INDOSPORT.COM - Istilah ‘Battle of Santiago 1962’ mengingatkan pada bentrokan paling brutal dalam sejarah Piala Dunia FIFA. Ini merupakan bentrokan antara Chile vs Italia pada 1962 silam yang diwarnai aksi berdarah.
Piala Dunia 1962 sejatinya menandai kembalinya turnamen ini ke Amerika Latih setelah terakhir digelar pada 1950 di Brasil. Dua edisi selanjutnya, Piala Dunia digelar di Eropa, yakni di Swiss (1954), dan Swedia (1958).
Chile pada akhirnya ditunjuk sebagai tuan rumah, setelah mengalahkan kandidat lainnya Argentina dalam proses pencalonan. Mereka berusaha semaksimal mungkin mempersiapkan ajang ini, termasuk merenovasi stadion nasional untuk menampung 95 ribu penonton.
Di sinilah, titik awal istilah Battle of Santiago 1962. Tensi panas mulai terjadi ketika dua jurnalis Italia Corrado Pizzinelli (La Nazione), dan Antonio Ghirelli (Corriere della Sera), menulis laporan terkait kondisi Santiago.
-Keduanya dituding menulis berita yang menggambarkan situasi buruk soal Kota Santiago dan Chile secara keseluruhan, di antaranya sebagai tempat yang kumuh, banyak orang miskin dan banyak penjaja seks.
Kedua jurnalis itu sepertinya melupakan fakta bahwa Chile baru saja dihantam gempa besar.
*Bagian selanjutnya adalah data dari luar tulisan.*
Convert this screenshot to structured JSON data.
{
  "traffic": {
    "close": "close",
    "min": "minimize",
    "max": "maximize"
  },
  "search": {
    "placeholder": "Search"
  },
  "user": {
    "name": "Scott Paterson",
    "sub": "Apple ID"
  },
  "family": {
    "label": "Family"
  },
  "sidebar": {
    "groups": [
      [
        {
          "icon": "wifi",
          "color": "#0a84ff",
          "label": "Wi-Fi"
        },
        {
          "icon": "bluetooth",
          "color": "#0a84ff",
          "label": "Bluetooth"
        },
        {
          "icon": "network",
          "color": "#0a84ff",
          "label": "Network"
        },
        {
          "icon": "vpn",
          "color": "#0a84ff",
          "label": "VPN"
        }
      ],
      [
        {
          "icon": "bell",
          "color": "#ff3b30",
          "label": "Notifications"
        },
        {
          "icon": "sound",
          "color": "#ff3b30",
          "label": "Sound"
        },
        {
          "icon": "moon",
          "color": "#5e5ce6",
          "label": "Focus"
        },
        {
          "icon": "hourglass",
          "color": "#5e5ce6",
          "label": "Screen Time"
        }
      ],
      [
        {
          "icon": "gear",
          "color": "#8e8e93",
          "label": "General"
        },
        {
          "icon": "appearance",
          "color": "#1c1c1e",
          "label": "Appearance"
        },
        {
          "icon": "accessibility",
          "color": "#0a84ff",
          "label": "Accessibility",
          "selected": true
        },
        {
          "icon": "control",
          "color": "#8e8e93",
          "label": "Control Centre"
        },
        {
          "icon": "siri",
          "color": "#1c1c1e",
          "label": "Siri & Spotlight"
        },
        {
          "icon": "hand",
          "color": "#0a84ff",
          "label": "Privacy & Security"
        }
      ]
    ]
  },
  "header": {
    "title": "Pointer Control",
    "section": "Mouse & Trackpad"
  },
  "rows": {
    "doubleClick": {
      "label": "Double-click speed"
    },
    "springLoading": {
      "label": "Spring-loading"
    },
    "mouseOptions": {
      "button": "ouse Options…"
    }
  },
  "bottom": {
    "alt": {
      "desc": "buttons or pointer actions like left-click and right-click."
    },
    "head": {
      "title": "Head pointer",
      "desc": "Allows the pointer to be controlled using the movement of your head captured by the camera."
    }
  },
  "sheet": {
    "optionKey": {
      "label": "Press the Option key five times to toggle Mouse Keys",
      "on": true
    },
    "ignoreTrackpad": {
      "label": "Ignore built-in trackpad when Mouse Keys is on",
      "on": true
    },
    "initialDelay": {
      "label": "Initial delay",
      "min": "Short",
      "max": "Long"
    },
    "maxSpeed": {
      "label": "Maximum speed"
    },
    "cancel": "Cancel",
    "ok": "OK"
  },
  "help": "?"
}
Gempa Valdivia di tahun 1960 menggoncang Chile dengan kekuatan 9,5 skala richter yang berujung tsunami.
-Akibat gempa tersebut empat dari delapan stadion yang disiapkan menggelar pertandingan Piala Dunia mengalami kerusakan parah.
Dua jurnalis asal Italia tersebut akhirnya diusir pulang sebelum pertandingan dimulai. Nahasnya, seorang wartawan Argentina ianiaya beberapa orang di sebuah bar karena dikira jurnalis asal Italia.
Kejadian ini membuat citra Italia buruk di mata orang-orang Chile. Padahal Italia bakal menghadapi Chile dalam laga kedua grup 2. Di matchday pertama Italia imbang 0-0 melawan Jerman Barat, sementara Chile sanggup menang 3-1 atas Swis.
Mau tidak mau Italia pun harus menang di laga melawan Chile. Tak ingin misinya tersebut gagal, Italia sampai harus meminta FIFA mengganti wasit asal Spanyol yang dianggap punya kedekatan bahasa.
FIFA pun menunjuk wasit Ken Aston dari Inggris untuk memimpin laga yang kemudian dikenal dengan sebutan Battle of Santiago tersebut. Pertandingan yang disaksikan puluhan ribu penonton di Stadion Nasional Chile itu berlangsung dengan sangat kasar.
Baru tujuh menit berjalan, pemain Italia, Ferrarini, langsung diusir keluar lapangan karena menendang pemain Chile, Landa.
Aturan mengeluarkan pemain memang belum diatur dalam FIFA. Ferraini yang protes atas keputusan wasit akhirnya menyerah setelah polisi ikut campur tangan dan membawanya keluar lapangan.
Memasuki pertengahan babak pertama, L. Sanchez melepaskan tinju keras ke arah pemain Italia, Mario David, tanpa ada bola. David pun sampai harus terjatuh. Namun sayang, wasit Ken Aston dan dua penjaga garis tak melihat kejadian ini.
David yang membalas perlakuan brutal Sanchez itu justru malah yang harus dikeluarkan dari lapangan. Italia pun harus menyerah 2-0 usai bermain hanya dengan hanya sembilan orang pemain.
Italia nantinya gagal lolos ke fase gugur meski sukses menghajar Swiss 3-0 karena di saat bersamaan Jerman Barat berhasil menundukkan Cile 2-1. Jerman Barat dan Cile pun melenggang.
Sementara, keberanian Ken Aston untuk mengeluarkan pemain pada pertandingan itu pun mengilhami adanya kartu kuning dan merah dalam pertandingan sepak bola di masa depan.
Italia dan Cile sendiri akhirnya bersua kembali di Piala Dunia FIFA pada edisi 1998. Dalam gelaran di Prancis tersebut, dendam yang pernah ada sudah menguap. Meski demikian, Italia tetap gagal membalas kekalahan karena saat itu kedua tim bermain imbang 2-2.